Picture an eighth-grade boy in the late 1970s. Sort of a cross between Richie Cunningham and Shaun Cassidy. Watch him as he jams a little nubbin of a pencil so far into an electric pencil sharpener that it runs continuously, leaving the not-too-bright teacher to puzzle over the mystery of it all.
Don’t worry about that boy. He’ll grow up to be an aeronautics engineer.
The teacher? He’ll get fired. He had so little control in the classroom, we looked like one of those inspiring hero-teacher movies BEFORE the hero shows up.
That’s the closest I ever came to being homeschooled, when this teacher was in the process of being fired. My Dad was on the school board, and when the teacher accused me of crying to my parents about how mean he was (I complained, but I don’t remember crying), they pulled me out of school. But it wasn’t really homeschooling. I just sat in a lawn chair in the corner of my Grandma Roane’s lawn (which was kitty-cornered to the school) and waved at everyone when they were at recess. Soon enough a hunky-hero teacher showed up and I went back to school.
I was lucky enough to spend an evening with many of my eighth grade friends in early August this past summer, and it was terrific seeing all these folks again. What we went through in grade school bonds us in deep ways.
We caught up on all kinds of things. We agreed the hunky-hero teacher still looks pretty great, thirty-plus years on.
We chose to get together this summer.
But the time we spent together back then wasn’t out of choice.

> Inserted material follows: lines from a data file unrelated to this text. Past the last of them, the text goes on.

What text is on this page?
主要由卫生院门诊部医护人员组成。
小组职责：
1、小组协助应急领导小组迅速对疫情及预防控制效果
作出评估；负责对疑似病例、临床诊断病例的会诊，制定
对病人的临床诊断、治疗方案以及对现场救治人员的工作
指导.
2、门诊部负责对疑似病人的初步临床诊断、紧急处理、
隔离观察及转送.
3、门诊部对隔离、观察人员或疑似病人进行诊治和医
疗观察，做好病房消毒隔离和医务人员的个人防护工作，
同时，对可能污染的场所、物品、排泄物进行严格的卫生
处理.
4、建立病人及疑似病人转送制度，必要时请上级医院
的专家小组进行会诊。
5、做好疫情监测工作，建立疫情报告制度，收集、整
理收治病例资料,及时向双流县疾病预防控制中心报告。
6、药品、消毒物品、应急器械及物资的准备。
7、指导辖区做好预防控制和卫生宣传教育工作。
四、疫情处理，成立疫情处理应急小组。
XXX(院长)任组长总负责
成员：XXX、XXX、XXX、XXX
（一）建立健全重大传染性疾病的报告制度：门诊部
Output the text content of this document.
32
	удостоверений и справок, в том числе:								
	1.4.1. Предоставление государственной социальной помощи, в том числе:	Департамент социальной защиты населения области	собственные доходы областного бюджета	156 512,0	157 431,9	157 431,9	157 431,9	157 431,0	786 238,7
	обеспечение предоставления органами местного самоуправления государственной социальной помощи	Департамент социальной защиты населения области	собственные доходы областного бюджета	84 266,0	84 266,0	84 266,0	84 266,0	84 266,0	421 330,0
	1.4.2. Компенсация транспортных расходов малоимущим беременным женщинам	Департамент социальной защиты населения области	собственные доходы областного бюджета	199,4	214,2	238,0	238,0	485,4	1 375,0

Not ours, and not our parents’.
We went to school where we went to school because there wasn’t an alternative.
Since most of us were from staunch Baptist or Methodist or Pentecostal families, the Catholic school in the next town would never have seemed like an alternative, though it occurs to me now that it was.
I don’t think any of us had ever heard of homeschooling.
Homeschooling is but one of many, many alternatives now. School choice in Wisconsin means my husband and I can send our son to any local elementary school, including our choice, the Studio School, which is a public school/charter school/school within a school. Next year, there may be a STEM school (focusing on Science, Technology, Engineering and Mathematics) in Arena we could send him to. School vouchers in Wisconsin mean we could send him to a private school and get some state money for it (wait—really? That can’t be right. Maybe I dreamed that).
Our two main criteria for deciding how to school our son are these: is he happy? Is he learning?
I’m glad to have alternatives. I’m glad we get to have criteria beyond “if the teacher is horrible, we’ll try to get him fired.”
But it’s not just nostalgia when I miss the simplicity of how I went to school.